Девушка не поняла смысла этого прикосновения и не отстранилась, но когда Михайлов с внезапной смелостью и грубостью бесстыдно сжал пальцами всю ее мягкую подающуюся грудь, вдруг высвободилась и спросила серьезно и печально:

- Зачем это?..

Досада охватила Михайлова за ее упорство. Эта простенькая, наивная девушка сопротивлялась дольше, чем он ожидал. Он знал, что рано или поздно все кончится так же, как и с другими, и ему даже странно было, что она еще тянет и отталкивает его.

- Я вас люблю, - сказал он, придавая голосу всю нежность и силу, на какую был способен, зная, что не в словах дело, а в этой власти, которая была в самых звуках голоса.

- Зачем вы это говорите? - еще печальнее, но с робкой надеждой, быстро взглянув на него, сказала Лиза. - Ведь это неправда!

- Нет, правда! - не обращая внимания на это робкое, трогательное выражение, возразил Михайлов. Охваченный одной мыслью, одним желанием, он почти не замечал, что говорит, и только старался незаметно, под шум слов, опять овладеть се телом. Рука его настойчиво снова коснулась ее груди.

"Какая у нее маленькая грудь!" - сладострастно подумал он.

- Вам просто хочется еще одного лишнего наслаждения... - пряча лицо, проговорила Лиза.
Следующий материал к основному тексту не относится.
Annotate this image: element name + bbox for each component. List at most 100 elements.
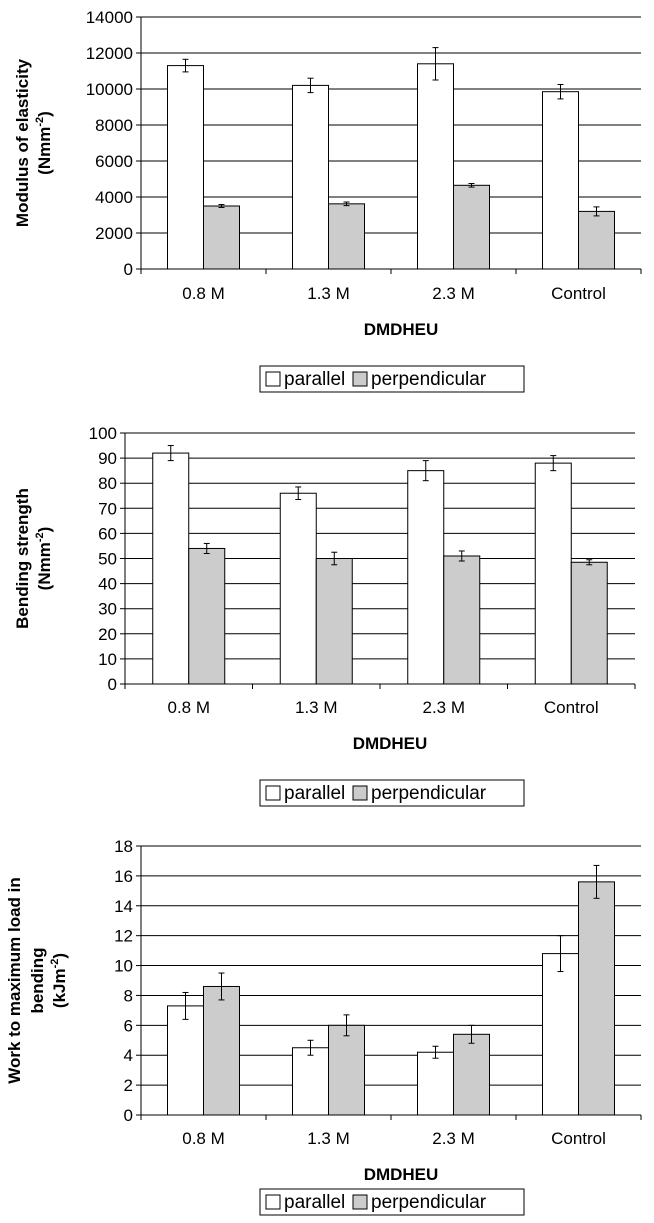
x-tick-label: 0.8 M [182, 284, 225, 303]
bar-perpendicular [203, 205, 240, 270]
unit-close: ) [35, 527, 54, 533]
x-tick-label: 0.8 M [182, 1129, 225, 1148]
y-tick-label: 100 [89, 424, 117, 443]
y-tick-label: 16 [114, 867, 133, 886]
bar-parallel [152, 452, 190, 685]
bar-parallel [292, 84, 329, 270]
y-axis-title: Modulus of elasticity [13, 58, 32, 227]
x-tick-label: Control [551, 1129, 606, 1148]
y-tick-label: 14 [114, 897, 133, 916]
y-tick-label: 10 [98, 650, 117, 669]
unit-superscript: -2 [34, 532, 46, 542]
y-axis-title: bending [28, 947, 47, 1013]
y-tick-label: 40 [98, 575, 117, 594]
y-axis-title: Bending strength [13, 488, 32, 629]
bar-parallel [279, 492, 317, 685]
bar-perpendicular [315, 558, 353, 685]
legend-swatch-parallel [265, 371, 281, 387]
y-tick-label: 14000 [86, 8, 133, 27]
legend-label-parallel: parallel [284, 369, 345, 390]
y-tick-label: 2000 [95, 224, 133, 243]
error-bar [550, 455, 557, 472]
bar-parallel [542, 953, 579, 1116]
x-tick-label: 0.8 M [167, 698, 210, 717]
y-tick-label: 10000 [86, 80, 133, 99]
y-tick-label: 10 [114, 957, 133, 976]
legend-label-parallel: parallel [284, 783, 345, 804]
unit-base: (Nmm [35, 542, 54, 590]
y-tick-label: 12 [114, 927, 133, 946]
chart-3: 0 2 4 6 8 10 12 14 16 18 0.8 M 1.3 M 2.3 M Control DMD… [5, 837, 642, 1216]
bar-perpendicular [203, 985, 240, 1116]
legend-label-parallel: parallel [284, 1192, 345, 1213]
error-bar [343, 201, 350, 207]
legend-box [259, 1188, 525, 1216]
y-axis-title: Work to maximum load in [5, 877, 24, 1084]
unit-base: (kJm [50, 968, 69, 1008]
unit-close: ) [35, 111, 54, 117]
y-tick-label: 30 [98, 600, 117, 619]
x-tick-label: 1.3 M [307, 284, 350, 303]
error-bar [593, 206, 600, 217]
bar-perpendicular [578, 210, 615, 270]
y-tick-label: 6000 [95, 152, 133, 171]
bar-perpendicular [578, 881, 615, 1116]
error-bar [593, 864, 600, 899]
bar-parallel [407, 470, 445, 685]
error-bar [432, 47, 439, 81]
unit-close: ) [50, 953, 69, 959]
y-tick-label: 4000 [95, 188, 133, 207]
bar-perpendicular [453, 1033, 490, 1116]
x-axis-title: DMDHEU [364, 1165, 439, 1184]
error-bar [432, 1045, 439, 1059]
x-tick-label: Control [551, 284, 606, 303]
y-tick-label: 12000 [86, 44, 133, 63]
error-bar [307, 1039, 314, 1056]
legend-box [259, 779, 525, 807]
bar-parallel [542, 91, 579, 270]
error-bar [218, 972, 225, 1001]
x-tick-label: 2.3 M [432, 1129, 475, 1148]
bar-parallel [167, 1005, 204, 1116]
error-bar [557, 84, 564, 100]
y-tick-label: 70 [98, 499, 117, 518]
bar-perpendicular [328, 203, 365, 270]
y-tick-label: 18 [114, 837, 133, 856]
y-tick-label: 0 [108, 675, 117, 694]
error-bar [307, 77, 314, 94]
legend: parallel perpendicular [259, 1188, 525, 1216]
error-bar [218, 204, 225, 208]
bar-parallel [417, 1051, 454, 1116]
x-tick-label: 2.3 M [432, 284, 475, 303]
x-tick-label: 1.3 M [295, 698, 338, 717]
error-bar [331, 551, 338, 566]
legend-swatch-perpendicular [352, 371, 368, 387]
y-tick-label: 8000 [95, 116, 133, 135]
bar-perpendicular [188, 547, 226, 685]
unit-superscript: -2 [34, 117, 46, 127]
unit-superscript: -2 [49, 959, 61, 969]
bar-parallel [534, 462, 572, 685]
error-bar [295, 486, 302, 501]
x-axis-title: DMDHEU [364, 320, 439, 339]
error-bar [557, 935, 564, 973]
bar-perpendicular [453, 184, 490, 270]
legend-swatch-parallel [265, 1194, 281, 1210]
y-axis-unit: (Nmm-2) [34, 111, 54, 175]
y-tick-label: 80 [98, 474, 117, 493]
bar-parallel [292, 1047, 329, 1116]
error-bar [468, 183, 475, 188]
legend: parallel perpendicular [259, 365, 525, 393]
y-tick-label: 6 [124, 1016, 133, 1035]
bar-parallel [417, 63, 454, 270]
error-bar [167, 445, 174, 462]
chart-2: 0 10 20 30 40 50 60 70 80 90 100 0.8 M 1.3 M 2.3 M Con… [13, 424, 636, 807]
y-tick-label: 0 [124, 1106, 133, 1125]
error-bar [182, 991, 189, 1020]
x-axis-title: DMDHEU [353, 734, 428, 753]
bar-perpendicular [570, 561, 608, 685]
error-bar [343, 1014, 350, 1037]
legend: parallel perpendicular [259, 779, 525, 807]
error-bar [586, 559, 593, 566]
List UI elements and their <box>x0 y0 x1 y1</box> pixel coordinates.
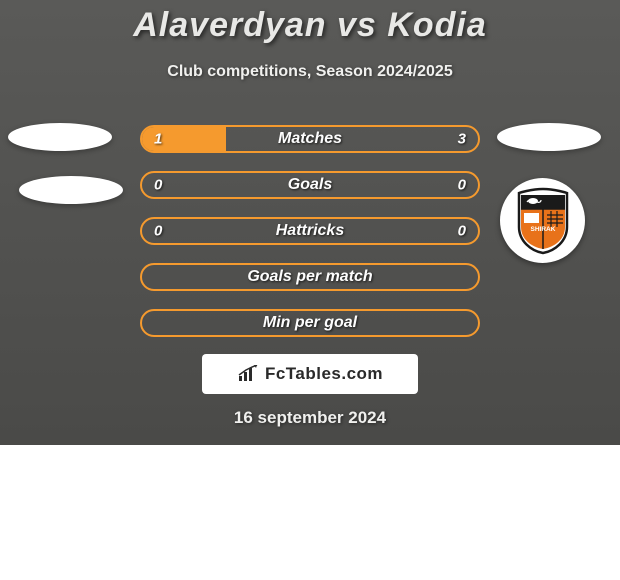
left-club-logo-placeholder <box>19 176 123 204</box>
left-player-photo-placeholder <box>8 123 112 151</box>
stat-bar: Goals0 0 <box>140 171 480 199</box>
stat-bar: Matches1 3 <box>140 125 480 153</box>
bar-value-right: 3 <box>458 131 466 148</box>
bar-value-left: 1 <box>154 131 162 148</box>
shirak-crest-icon: SHIRAK <box>515 187 571 255</box>
main-title: Alaverdyan vs Kodia <box>0 6 620 45</box>
bar-label: Min per goal <box>142 314 478 332</box>
bar-label: Matches <box>142 130 478 148</box>
stat-bar: Hattricks0 0 <box>140 217 480 245</box>
infographic-panel: Alaverdyan vs Kodia Club competitions, S… <box>0 0 620 445</box>
comparison-bars: Matches13Goals00Hattricks00Goals per mat… <box>140 125 480 355</box>
bar-value-right: 0 <box>458 223 466 240</box>
watermark-text: FcTables.com <box>265 364 383 384</box>
date-text: 16 september 2024 <box>0 408 620 428</box>
bar-value-right: 0 <box>458 177 466 194</box>
stat-bar: Min per goal <box>140 309 480 337</box>
right-club-badge: SHIRAK <box>500 178 585 263</box>
bar-label: Goals <box>142 176 478 194</box>
stat-bar: Goals per match <box>140 263 480 291</box>
bar-chart-icon <box>237 365 259 383</box>
source-watermark: FcTables.com <box>202 354 418 394</box>
bar-label: Goals per match <box>142 268 478 286</box>
bar-value-left: 0 <box>154 223 162 240</box>
right-player-photo-placeholder <box>497 123 601 151</box>
shirak-label-text: SHIRAK <box>530 226 555 233</box>
subtitle: Club competitions, Season 2024/2025 <box>0 63 620 81</box>
bar-value-left: 0 <box>154 177 162 194</box>
bar-label: Hattricks <box>142 222 478 240</box>
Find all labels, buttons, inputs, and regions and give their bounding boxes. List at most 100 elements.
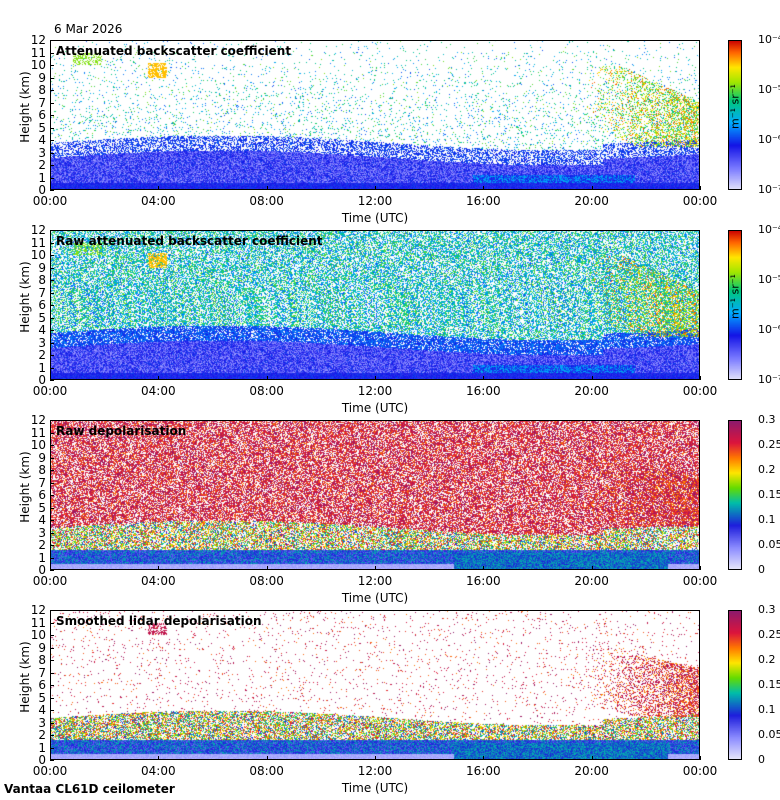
colorbar-tick-label: 0.25 (758, 628, 780, 641)
y-tick-label: 0 (38, 183, 46, 197)
y-tick-label: 8 (38, 83, 46, 97)
x-tick-mark (375, 376, 376, 380)
x-tick-label: 20:00 (574, 574, 609, 588)
y-tick-mark (50, 255, 54, 256)
x-tick-label: 16:00 (466, 194, 501, 208)
y-tick-label: 0 (38, 563, 46, 577)
colorbar-frame (728, 420, 742, 570)
chart-panel: Attenuated backscatter coefficient 0 1 2 3 4 5… (0, 34, 780, 230)
y-tick-mark (50, 420, 54, 421)
y-tick-label: 8 (38, 273, 46, 287)
colorbar-tick-label: 0 (758, 563, 765, 576)
x-tick-mark (158, 376, 160, 380)
chart-panel: Raw attenuated backscatter coefficient 0 1… (0, 224, 780, 420)
chart-title: Smoothed lidar depolarisation (56, 614, 262, 628)
y-tick-label: 11 (30, 45, 46, 60)
colorbar-tick-label: 0.05 (758, 538, 780, 551)
x-tick-mark (591, 756, 593, 760)
y-tick-mark (50, 507, 54, 509)
y-tick-mark (50, 242, 54, 244)
y-tick-mark (50, 292, 54, 294)
x-tick-label: 12:00 (357, 384, 393, 398)
y-tick-label: 8 (38, 653, 46, 667)
y-tick-label: 1 (38, 170, 46, 185)
x-tick-mark (700, 376, 701, 380)
y-tick-label: 3 (38, 715, 46, 730)
colorbar-frame (728, 40, 742, 190)
colorbar-tick-label: 10⁻⁴ (758, 33, 780, 46)
colorbar-tick-label: 10⁻⁵ (758, 273, 780, 286)
y-tick-label: 10 (30, 628, 46, 642)
colorbar-canvas (728, 610, 742, 760)
colorbar-unit: m⁻¹ sr⁻¹ (728, 84, 742, 129)
y-tick-mark (50, 660, 54, 661)
colorbar-tick-label: 0.15 (758, 488, 780, 501)
y-tick-mark (50, 127, 54, 129)
y-tick-mark (50, 40, 54, 41)
y-tick-mark (50, 557, 54, 559)
y-tick-mark (50, 760, 54, 761)
y-tick-label: 0 (38, 373, 46, 387)
y-tick-label: 11 (30, 425, 46, 440)
x-tick-label: 04:00 (141, 574, 176, 588)
colorbar-canvas (728, 420, 742, 570)
y-tick-mark (50, 622, 54, 624)
x-tick-label: 00:00 (32, 764, 68, 778)
x-tick-mark (158, 186, 160, 190)
footer-label: Vantaa CL61D ceilometer (4, 782, 175, 796)
colorbar-canvas (728, 230, 742, 380)
y-tick-mark (50, 102, 54, 104)
colorbar-tick-label: 10⁻⁷ (758, 183, 780, 196)
x-tick-label: 12:00 (357, 574, 393, 588)
y-tick-mark (50, 470, 54, 471)
y-tick-mark (50, 190, 54, 191)
y-tick-label: 9 (38, 450, 46, 465)
colorbar-tick-label: 0.2 (758, 653, 776, 666)
x-tick-label: 20:00 (574, 384, 609, 398)
y-axis-label: Height (km) (18, 261, 32, 333)
x-tick-label: 16:00 (466, 384, 501, 398)
x-tick-label: 00:00 (682, 384, 718, 398)
colorbar-tick-label: 10⁻⁴ (758, 223, 780, 236)
y-tick-label: 9 (38, 70, 46, 85)
x-tick-label: 12:00 (357, 194, 393, 208)
y-tick-mark (50, 495, 54, 496)
y-tick-mark (50, 177, 54, 179)
y-tick-label: 7 (38, 475, 46, 490)
x-tick-label: 00:00 (32, 194, 68, 208)
x-tick-mark (700, 566, 701, 570)
colorbar-canvas (728, 40, 742, 190)
y-tick-label: 5 (38, 310, 46, 325)
y-tick-mark (50, 747, 54, 749)
x-axis-label: Time (UTC) (341, 781, 409, 795)
colorbar-tick-label: 0.15 (758, 678, 780, 691)
y-tick-mark (50, 152, 54, 154)
x-tick-label: 08:00 (249, 574, 284, 588)
y-tick-label: 2 (38, 158, 46, 172)
y-tick-mark (50, 457, 54, 459)
chart-title: Raw depolarisation (56, 424, 187, 438)
heatmap-canvas (50, 40, 700, 190)
x-tick-mark (375, 566, 376, 570)
y-tick-mark (50, 722, 54, 724)
x-tick-mark (158, 756, 160, 760)
x-tick-label: 08:00 (249, 194, 284, 208)
y-tick-label: 4 (38, 703, 46, 717)
x-tick-label: 20:00 (574, 194, 609, 208)
y-tick-mark (50, 445, 54, 446)
y-tick-mark (50, 330, 54, 331)
x-tick-label: 00:00 (682, 574, 718, 588)
colorbar-tick-label: 0.2 (758, 463, 776, 476)
heatmap-canvas (50, 420, 700, 570)
y-tick-label: 3 (38, 145, 46, 160)
y-tick-mark (50, 77, 54, 79)
x-tick-label: 08:00 (249, 384, 284, 398)
colorbar-tick-label: 0 (758, 753, 765, 766)
y-tick-label: 7 (38, 665, 46, 680)
y-tick-mark (50, 710, 54, 711)
colorbar-tick-label: 0.05 (758, 728, 780, 741)
x-tick-mark (483, 376, 485, 380)
x-tick-label: 00:00 (682, 764, 718, 778)
x-tick-label: 04:00 (141, 384, 176, 398)
colorbar (728, 610, 742, 760)
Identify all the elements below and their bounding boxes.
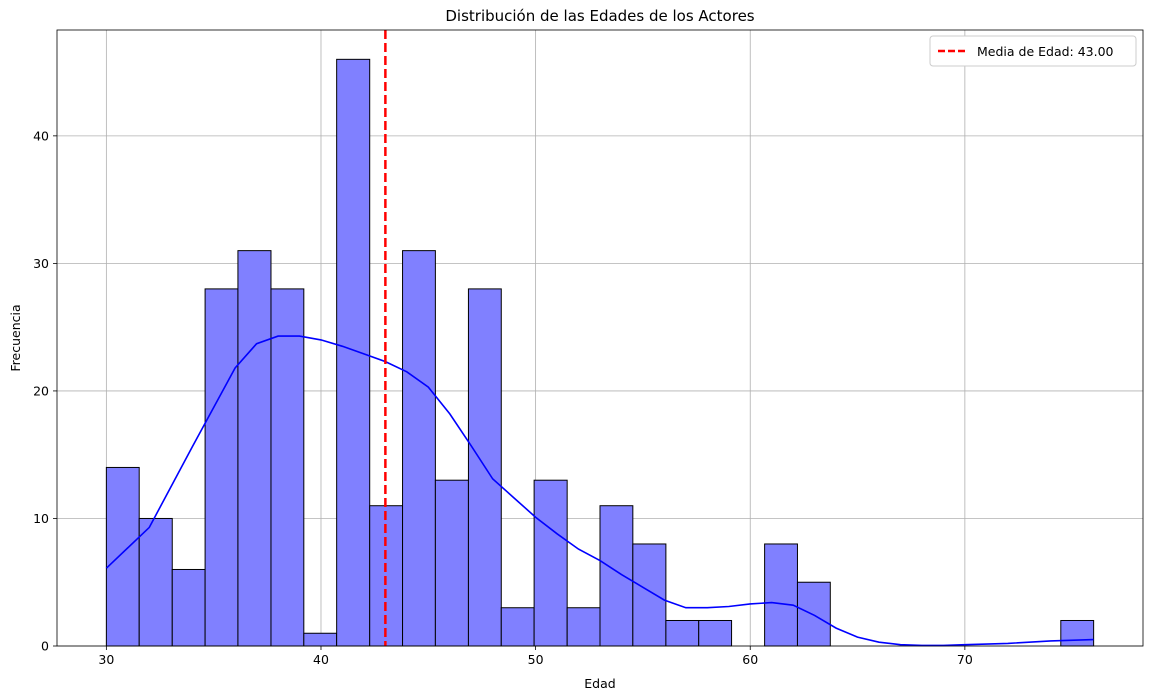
histogram-bar-6 bbox=[303, 632, 338, 647]
histogram-bar-29 bbox=[1060, 619, 1095, 647]
histogram-bar-3 bbox=[204, 288, 239, 647]
x-tick-label-2: 50 bbox=[528, 652, 544, 667]
histogram-bar-20 bbox=[764, 543, 798, 647]
y-tick-label-3: 30 bbox=[33, 256, 49, 271]
kde-curve bbox=[105, 335, 1094, 647]
histogram-bar-5 bbox=[270, 288, 305, 647]
legend: Media de Edad: 43.00 bbox=[929, 35, 1137, 67]
chart-title: Distribución de las Edades de los Actore… bbox=[445, 7, 754, 25]
plot-frame bbox=[56, 29, 1144, 647]
histogram-bar-4 bbox=[237, 250, 272, 647]
y-tick-label-0: 0 bbox=[41, 639, 49, 654]
histogram-bar-21 bbox=[796, 581, 831, 647]
y-tick-label-4: 40 bbox=[33, 128, 49, 143]
histogram-bar-15 bbox=[599, 505, 634, 647]
kde-layer bbox=[105, 335, 1094, 647]
x-tick-label-4: 70 bbox=[957, 652, 973, 667]
y-axis-label: Frecuencia bbox=[8, 304, 23, 371]
histogram-bar-16 bbox=[632, 543, 667, 647]
x-axis-ticks: 30 40 50 60 70 bbox=[98, 646, 973, 667]
x-tick-label-0: 30 bbox=[98, 652, 114, 667]
histogram-bar-7 bbox=[336, 58, 371, 647]
y-tick-label-1: 10 bbox=[33, 511, 49, 526]
histogram-bar-2 bbox=[171, 568, 206, 647]
histogram-bar-17 bbox=[665, 619, 700, 647]
histogram-bar-10 bbox=[434, 479, 469, 647]
histogram-bar-18 bbox=[698, 619, 733, 647]
x-axis-label: Edad bbox=[584, 676, 615, 691]
x-tick-label-3: 60 bbox=[742, 652, 758, 667]
x-tick-label-1: 40 bbox=[313, 652, 329, 667]
histogram-bar-14 bbox=[566, 607, 601, 647]
histogram-bar-13 bbox=[533, 479, 568, 647]
histogram-bar-1 bbox=[138, 517, 173, 647]
histogram-bars bbox=[105, 58, 1095, 647]
legend-label-mean: Media de Edad: 43.00 bbox=[977, 44, 1114, 59]
y-axis-ticks: 0 10 20 30 40 bbox=[33, 128, 57, 654]
y-tick-label-2: 20 bbox=[33, 383, 49, 398]
histogram-bar-12 bbox=[500, 607, 535, 647]
histogram-bar-9 bbox=[402, 250, 436, 647]
legend-box bbox=[929, 35, 1137, 67]
histogram-bar-0 bbox=[105, 466, 140, 647]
- Почему же только это... - сказал Михайлов, подымая ее голову и ища губ. С тайной жестокой радостью он заметил, что она уже не боится его руки, жадно сжимавшей эту маленькую упругую грудь. Ему удалось приподнять ее лицо, и, прежде чем она успела вырваться, горячие губы прижались к ее свежему влажному рту. Лиза дернулась, но губы с силой прижались к ее губам, сильные руки охватили ее тело, как тисками, сжали и скомкали грудь наглым и бесстыдным движением, и, покоренная этой силой и настойчивостью, девушка перестала сопротивляться и, закрыв глаза, замерла под его долгим жадным поцелуем.

Губами нагибая ее голову все дальше и дальше назад, перегибая все тело, Михайлов незаметно почти повалил ее. И девушка вдруг почувствовала, что его сильное, твердое тело почти лежит на ней, а рука касается платья у ног. Панический ужас охватил ее. Она быстро вырвалась и встала. Михайлов, красный, с прилипшими ко лбу волосами, тоже встал.

У него потемнело в глазах и была ярость, точно у зверя вырвали уже полузадушенную добычу.

- Мне пора... - срываясь, торопливо сказала она, ища свой шарфик.

Михайлов понял, что слишком поторопился, что она испугалась и может уйти совсем.

- Значит, вы меня не любите? - грустно сказал он.

Лиза посмотрела на него, и во взгляде ее наивных серых глаз засветилась такая покорная, нежная и печальная влюбленность, что у Михайлова опять закружилась голова.

- Не любите, конечно, не любите! - нарочно повторил он, хватая ее за руки у круглых обнаженных локтей.

Она тихо вырвала руки и взглянула на него с укором.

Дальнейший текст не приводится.